Frankfurt (Oder)/Słubice, 18–20.10.2018

After the end of World War I and the collapse of the great empires, new nation-states became the target of border revisionism across the board. While wars were sometimes fought between countries, authorities turned to academics in the belief that academics was a continuation of politics by other means. Authorities in all countries attempted to expand their territory, basing their claims on history. Divergent ideas of "federation," and concepts such as "Mitteleuropa," "Deutscher Osten," "Międzymorze," "Koncepcja Federacyjna," "Čechoslovakismus," or "Nagy-Magyarország" (in Germany, Poland, Czechoslovakia, and Hungary, respectively) dominated academic discourses in the interwar period, as ethnographers and linguists set out to research the "new" peoples, languages, and states of Central Europe. In the lead up to World War II, institutions like the Publikationsstelle Berlin-Dahlem funded ideologically-driven studies to prove "scientific" conclusions about the superiority of Germans and their culture. Starting in the 1920s, government-funded institutions like the Instytut Polski were founded in foreign countries to counter such German Ostforschung. The latter had its golden era under the Nazi regime, as scholars were enrolled to justify Hitler's policy of "blood and soil" and the infamous Generalplan Ost. At the same time, the Allied powers also referenced academic articles and intellectuals, who in turn thought that the only way to preserve a post-War peace would be to ethnically cleanse the region of Germans.

As the very term "think tanks" suggests, scholars were utilized to legitimize political goals after 1945. First used in the 1950s to describe a center of higher learning on the West Coast of the United States, think tanks flourished in the age of the Cold War. The West Institute in Poznań was but one of many in the Soviet bloc claiming an unbroken tradition of German revanchism from the Middle Ages to the present. In turn, institutes such as the Herder Institute in West Germany supported claims to territories that had been ceded to the East. Such state-run programs fed the industrial-military complex during the Cold War, but also led to greater cooperation between academics. With the policy of détente in the 1970s, scholars increasingly came into contact with counterparts on the opposing side of the Iron Curtain. Intellectuals began to revive discussions about Central Europe, this time arguing that the region was fundamentally linked to the West. In the age of the EU, journals like Przegląd Zachodni—which has focused on the subject "Poland-Germany-Europe" for the past decade—are symbols of this transition from dualistic, combative research to regional studies focused in a global context.

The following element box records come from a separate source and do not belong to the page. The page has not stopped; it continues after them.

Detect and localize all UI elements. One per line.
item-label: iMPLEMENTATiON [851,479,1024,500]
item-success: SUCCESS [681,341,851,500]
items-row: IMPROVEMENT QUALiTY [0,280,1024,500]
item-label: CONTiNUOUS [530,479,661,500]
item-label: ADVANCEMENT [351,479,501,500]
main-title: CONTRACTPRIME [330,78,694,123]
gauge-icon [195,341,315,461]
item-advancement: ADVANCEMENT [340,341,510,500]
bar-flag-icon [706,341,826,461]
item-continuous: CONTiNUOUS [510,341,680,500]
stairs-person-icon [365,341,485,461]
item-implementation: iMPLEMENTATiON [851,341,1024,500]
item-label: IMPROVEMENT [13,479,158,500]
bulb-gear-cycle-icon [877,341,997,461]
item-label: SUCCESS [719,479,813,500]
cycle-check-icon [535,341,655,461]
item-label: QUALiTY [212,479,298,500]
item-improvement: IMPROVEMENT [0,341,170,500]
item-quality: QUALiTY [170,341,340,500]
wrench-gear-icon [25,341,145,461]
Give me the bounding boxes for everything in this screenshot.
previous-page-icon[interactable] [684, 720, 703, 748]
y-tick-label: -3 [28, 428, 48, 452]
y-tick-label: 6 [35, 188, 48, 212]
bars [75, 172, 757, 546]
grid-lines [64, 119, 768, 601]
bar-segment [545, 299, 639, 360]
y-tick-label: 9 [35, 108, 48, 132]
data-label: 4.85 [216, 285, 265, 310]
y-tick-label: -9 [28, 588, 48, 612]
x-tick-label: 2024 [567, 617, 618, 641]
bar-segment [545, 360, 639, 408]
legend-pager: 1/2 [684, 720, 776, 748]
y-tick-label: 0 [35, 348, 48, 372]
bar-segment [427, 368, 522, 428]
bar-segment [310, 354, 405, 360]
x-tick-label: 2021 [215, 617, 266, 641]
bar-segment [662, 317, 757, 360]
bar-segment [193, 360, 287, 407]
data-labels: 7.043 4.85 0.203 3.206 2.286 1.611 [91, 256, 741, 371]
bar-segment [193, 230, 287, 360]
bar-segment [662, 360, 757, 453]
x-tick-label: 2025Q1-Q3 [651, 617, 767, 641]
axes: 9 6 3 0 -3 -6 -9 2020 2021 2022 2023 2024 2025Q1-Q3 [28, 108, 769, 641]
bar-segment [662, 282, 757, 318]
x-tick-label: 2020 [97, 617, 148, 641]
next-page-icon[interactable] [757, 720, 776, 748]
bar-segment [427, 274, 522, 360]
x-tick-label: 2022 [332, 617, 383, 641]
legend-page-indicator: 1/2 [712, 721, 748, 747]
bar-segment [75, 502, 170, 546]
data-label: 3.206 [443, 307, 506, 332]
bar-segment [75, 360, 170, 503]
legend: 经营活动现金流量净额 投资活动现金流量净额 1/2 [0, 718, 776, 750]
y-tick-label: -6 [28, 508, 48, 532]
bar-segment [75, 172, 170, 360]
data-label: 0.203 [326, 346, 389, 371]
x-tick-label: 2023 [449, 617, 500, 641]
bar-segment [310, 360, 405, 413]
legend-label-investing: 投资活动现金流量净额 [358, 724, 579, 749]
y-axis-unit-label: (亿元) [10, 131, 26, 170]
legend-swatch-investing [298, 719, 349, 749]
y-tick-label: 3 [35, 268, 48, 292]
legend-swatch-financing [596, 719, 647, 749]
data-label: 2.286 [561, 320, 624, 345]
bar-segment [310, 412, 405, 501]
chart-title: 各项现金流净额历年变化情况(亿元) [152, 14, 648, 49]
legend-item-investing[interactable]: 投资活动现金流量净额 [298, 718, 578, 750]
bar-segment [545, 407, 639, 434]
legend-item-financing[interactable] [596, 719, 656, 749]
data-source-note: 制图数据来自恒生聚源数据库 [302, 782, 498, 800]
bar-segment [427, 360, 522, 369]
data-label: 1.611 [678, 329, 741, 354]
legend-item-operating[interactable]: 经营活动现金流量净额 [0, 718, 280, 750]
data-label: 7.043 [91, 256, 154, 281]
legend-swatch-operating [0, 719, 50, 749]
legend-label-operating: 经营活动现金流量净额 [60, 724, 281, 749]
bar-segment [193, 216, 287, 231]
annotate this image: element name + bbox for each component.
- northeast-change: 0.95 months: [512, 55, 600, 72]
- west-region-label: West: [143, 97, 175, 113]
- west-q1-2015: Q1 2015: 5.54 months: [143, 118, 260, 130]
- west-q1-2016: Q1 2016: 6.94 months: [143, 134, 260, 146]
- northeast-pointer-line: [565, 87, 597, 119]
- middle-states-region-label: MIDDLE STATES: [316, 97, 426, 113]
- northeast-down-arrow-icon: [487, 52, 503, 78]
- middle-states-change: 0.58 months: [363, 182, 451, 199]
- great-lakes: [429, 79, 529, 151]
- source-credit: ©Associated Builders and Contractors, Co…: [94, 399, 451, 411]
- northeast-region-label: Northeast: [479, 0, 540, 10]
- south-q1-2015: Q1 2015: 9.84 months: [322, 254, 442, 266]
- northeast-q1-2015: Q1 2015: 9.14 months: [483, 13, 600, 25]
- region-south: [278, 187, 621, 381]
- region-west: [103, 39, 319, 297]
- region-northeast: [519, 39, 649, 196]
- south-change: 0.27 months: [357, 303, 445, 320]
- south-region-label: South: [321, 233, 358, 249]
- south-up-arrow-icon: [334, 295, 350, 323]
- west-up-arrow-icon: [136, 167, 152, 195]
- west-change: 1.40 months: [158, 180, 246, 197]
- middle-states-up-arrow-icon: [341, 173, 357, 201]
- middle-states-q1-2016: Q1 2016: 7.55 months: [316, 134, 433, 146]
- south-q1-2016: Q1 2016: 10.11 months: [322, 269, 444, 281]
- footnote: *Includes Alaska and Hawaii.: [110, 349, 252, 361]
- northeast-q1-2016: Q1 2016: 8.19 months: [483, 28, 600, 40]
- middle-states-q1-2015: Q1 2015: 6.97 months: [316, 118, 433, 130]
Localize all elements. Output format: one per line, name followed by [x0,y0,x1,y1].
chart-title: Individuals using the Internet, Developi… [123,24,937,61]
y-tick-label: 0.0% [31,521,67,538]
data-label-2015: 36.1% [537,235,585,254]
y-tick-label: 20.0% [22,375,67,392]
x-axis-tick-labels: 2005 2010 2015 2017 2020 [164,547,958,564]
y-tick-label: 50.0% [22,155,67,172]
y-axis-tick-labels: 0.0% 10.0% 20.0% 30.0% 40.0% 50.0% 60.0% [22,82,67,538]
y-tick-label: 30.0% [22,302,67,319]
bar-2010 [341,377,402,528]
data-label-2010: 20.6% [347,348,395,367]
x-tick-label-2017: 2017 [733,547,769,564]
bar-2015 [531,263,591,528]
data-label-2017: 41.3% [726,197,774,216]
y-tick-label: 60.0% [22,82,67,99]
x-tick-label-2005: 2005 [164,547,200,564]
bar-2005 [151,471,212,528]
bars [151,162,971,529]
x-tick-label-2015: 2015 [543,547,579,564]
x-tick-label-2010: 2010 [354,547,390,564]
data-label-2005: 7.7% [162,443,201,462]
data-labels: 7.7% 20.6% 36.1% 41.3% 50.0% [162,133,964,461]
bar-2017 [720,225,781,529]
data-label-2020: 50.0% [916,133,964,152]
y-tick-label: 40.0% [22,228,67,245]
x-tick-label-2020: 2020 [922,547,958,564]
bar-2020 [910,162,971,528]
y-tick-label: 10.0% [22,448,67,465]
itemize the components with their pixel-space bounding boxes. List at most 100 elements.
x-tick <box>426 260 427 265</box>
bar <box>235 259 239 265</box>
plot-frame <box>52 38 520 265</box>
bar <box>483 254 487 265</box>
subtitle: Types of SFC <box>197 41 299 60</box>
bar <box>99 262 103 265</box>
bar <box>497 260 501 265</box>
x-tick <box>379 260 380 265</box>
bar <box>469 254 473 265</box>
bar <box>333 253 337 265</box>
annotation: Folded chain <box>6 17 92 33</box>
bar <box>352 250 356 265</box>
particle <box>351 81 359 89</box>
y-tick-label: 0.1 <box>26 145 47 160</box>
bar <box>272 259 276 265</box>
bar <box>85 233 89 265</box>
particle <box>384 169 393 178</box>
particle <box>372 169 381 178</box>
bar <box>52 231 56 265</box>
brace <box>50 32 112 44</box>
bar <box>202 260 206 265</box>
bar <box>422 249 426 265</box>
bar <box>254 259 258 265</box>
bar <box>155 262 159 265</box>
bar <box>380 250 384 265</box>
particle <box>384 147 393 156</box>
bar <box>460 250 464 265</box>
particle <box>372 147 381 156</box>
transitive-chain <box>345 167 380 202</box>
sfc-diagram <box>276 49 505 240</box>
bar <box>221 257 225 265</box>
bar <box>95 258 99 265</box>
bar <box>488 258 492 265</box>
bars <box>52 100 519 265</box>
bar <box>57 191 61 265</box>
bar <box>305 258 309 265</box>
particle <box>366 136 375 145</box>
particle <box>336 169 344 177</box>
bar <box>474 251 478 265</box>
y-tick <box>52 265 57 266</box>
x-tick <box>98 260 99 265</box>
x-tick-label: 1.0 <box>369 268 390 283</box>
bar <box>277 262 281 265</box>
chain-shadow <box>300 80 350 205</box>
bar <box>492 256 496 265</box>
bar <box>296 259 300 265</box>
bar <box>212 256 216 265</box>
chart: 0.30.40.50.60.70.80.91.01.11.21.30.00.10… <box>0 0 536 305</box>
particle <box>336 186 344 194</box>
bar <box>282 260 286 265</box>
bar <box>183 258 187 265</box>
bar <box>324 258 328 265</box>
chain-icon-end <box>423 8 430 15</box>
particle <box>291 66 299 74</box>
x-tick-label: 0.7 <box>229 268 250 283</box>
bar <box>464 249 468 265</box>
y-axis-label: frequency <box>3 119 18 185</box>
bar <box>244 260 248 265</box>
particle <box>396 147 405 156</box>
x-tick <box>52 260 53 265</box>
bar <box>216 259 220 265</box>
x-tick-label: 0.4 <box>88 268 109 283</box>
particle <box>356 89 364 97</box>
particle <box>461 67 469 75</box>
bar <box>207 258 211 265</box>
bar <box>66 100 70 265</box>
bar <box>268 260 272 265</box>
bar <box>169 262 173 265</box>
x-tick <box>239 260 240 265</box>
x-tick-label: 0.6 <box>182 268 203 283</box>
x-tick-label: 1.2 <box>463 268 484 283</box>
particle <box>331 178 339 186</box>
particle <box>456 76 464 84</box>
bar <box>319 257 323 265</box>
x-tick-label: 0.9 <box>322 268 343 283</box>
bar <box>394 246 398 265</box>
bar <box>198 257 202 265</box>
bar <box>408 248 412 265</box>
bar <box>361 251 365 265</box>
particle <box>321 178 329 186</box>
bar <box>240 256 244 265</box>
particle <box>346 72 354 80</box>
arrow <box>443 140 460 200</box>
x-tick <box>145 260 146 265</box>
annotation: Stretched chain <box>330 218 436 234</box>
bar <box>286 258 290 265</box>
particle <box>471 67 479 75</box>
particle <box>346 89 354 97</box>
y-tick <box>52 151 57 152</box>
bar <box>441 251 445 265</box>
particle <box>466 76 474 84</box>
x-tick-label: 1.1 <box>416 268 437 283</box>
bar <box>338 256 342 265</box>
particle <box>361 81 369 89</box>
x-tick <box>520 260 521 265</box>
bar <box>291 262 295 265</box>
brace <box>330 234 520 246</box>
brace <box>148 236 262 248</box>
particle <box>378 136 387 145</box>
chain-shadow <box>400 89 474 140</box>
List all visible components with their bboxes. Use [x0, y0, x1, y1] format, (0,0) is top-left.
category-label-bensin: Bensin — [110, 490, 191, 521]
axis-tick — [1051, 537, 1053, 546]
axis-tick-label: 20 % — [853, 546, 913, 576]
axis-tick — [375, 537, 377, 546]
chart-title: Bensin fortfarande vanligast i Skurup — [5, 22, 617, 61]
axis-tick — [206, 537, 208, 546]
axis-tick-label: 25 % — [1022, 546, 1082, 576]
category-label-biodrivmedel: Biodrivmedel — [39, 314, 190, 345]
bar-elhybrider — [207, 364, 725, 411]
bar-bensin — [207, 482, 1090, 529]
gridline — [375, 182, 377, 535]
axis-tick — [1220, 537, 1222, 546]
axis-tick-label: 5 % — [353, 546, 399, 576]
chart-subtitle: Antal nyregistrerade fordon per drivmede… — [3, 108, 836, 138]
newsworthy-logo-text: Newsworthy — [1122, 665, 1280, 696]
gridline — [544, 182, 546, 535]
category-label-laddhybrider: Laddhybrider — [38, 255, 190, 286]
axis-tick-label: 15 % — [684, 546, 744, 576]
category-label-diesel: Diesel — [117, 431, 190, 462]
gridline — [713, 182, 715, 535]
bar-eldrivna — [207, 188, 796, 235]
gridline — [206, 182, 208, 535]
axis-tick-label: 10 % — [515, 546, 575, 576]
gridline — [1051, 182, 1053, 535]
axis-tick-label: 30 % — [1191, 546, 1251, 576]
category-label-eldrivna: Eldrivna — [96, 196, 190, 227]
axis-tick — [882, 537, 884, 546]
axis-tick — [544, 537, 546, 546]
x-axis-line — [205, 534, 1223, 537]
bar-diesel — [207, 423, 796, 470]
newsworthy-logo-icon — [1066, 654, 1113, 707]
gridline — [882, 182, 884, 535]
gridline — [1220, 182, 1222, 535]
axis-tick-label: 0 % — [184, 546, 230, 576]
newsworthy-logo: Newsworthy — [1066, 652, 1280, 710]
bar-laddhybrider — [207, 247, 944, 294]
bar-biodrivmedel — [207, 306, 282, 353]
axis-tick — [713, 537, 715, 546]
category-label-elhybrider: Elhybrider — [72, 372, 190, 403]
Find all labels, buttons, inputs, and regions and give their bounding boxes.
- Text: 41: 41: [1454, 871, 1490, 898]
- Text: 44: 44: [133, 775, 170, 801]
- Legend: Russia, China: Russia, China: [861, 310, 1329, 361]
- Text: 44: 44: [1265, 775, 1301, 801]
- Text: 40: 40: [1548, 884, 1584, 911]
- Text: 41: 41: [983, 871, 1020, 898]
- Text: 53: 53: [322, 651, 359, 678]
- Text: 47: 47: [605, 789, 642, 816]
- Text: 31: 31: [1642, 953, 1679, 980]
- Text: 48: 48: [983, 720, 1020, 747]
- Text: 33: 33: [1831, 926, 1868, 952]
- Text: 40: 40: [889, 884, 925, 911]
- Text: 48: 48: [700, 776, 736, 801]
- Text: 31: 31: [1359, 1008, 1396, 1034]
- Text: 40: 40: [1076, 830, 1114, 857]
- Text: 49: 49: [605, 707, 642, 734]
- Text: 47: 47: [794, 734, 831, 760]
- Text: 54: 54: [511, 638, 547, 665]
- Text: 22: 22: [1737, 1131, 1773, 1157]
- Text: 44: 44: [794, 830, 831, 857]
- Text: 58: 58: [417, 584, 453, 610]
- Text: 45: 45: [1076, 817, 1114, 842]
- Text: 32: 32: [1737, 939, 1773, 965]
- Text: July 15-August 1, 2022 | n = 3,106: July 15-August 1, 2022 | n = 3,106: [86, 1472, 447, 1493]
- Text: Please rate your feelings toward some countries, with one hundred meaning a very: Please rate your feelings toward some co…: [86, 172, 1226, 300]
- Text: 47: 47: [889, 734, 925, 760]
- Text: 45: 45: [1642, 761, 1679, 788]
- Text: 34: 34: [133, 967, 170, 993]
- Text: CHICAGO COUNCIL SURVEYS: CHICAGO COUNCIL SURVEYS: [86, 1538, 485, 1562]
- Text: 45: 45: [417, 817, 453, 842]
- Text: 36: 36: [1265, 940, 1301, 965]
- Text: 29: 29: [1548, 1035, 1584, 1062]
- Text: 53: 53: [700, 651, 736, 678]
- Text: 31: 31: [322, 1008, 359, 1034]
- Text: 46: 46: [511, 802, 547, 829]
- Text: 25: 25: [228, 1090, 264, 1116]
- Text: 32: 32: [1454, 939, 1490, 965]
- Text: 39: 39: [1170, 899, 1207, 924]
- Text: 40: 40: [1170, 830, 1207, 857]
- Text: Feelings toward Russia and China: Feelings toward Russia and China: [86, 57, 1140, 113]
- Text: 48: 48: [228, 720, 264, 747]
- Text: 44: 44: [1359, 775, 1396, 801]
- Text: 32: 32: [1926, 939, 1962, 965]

We argue that contemporary debates about history, language, and identity have hardly been overcome. Controversies about the House of Terror in Budapest, the World War II Museum in Gdańsk, the "Holocaust Law," or recent debates about reparations or minority rights show that there appears to be no end in sight for politically-charged academia. This conference intends to explore the complicated history of scholarly output between politics and academics over the past century.

This conference invited 20 advanced and up-and-coming scholars from around the world and particularly from Central Eastern Europe to Frankfurt Oder and Słubice to discuss original research on the topic of "(de-)constructing Central Europe." Interdisciplinary panels focused on sociology, history, anthropology, linguistics, literary studies, urban studies, political science, and musicology. The conference was unique in its focus on three particular clusters of research, i.e. actors, institutions and networks as well as the variety of discourses on Central Europe.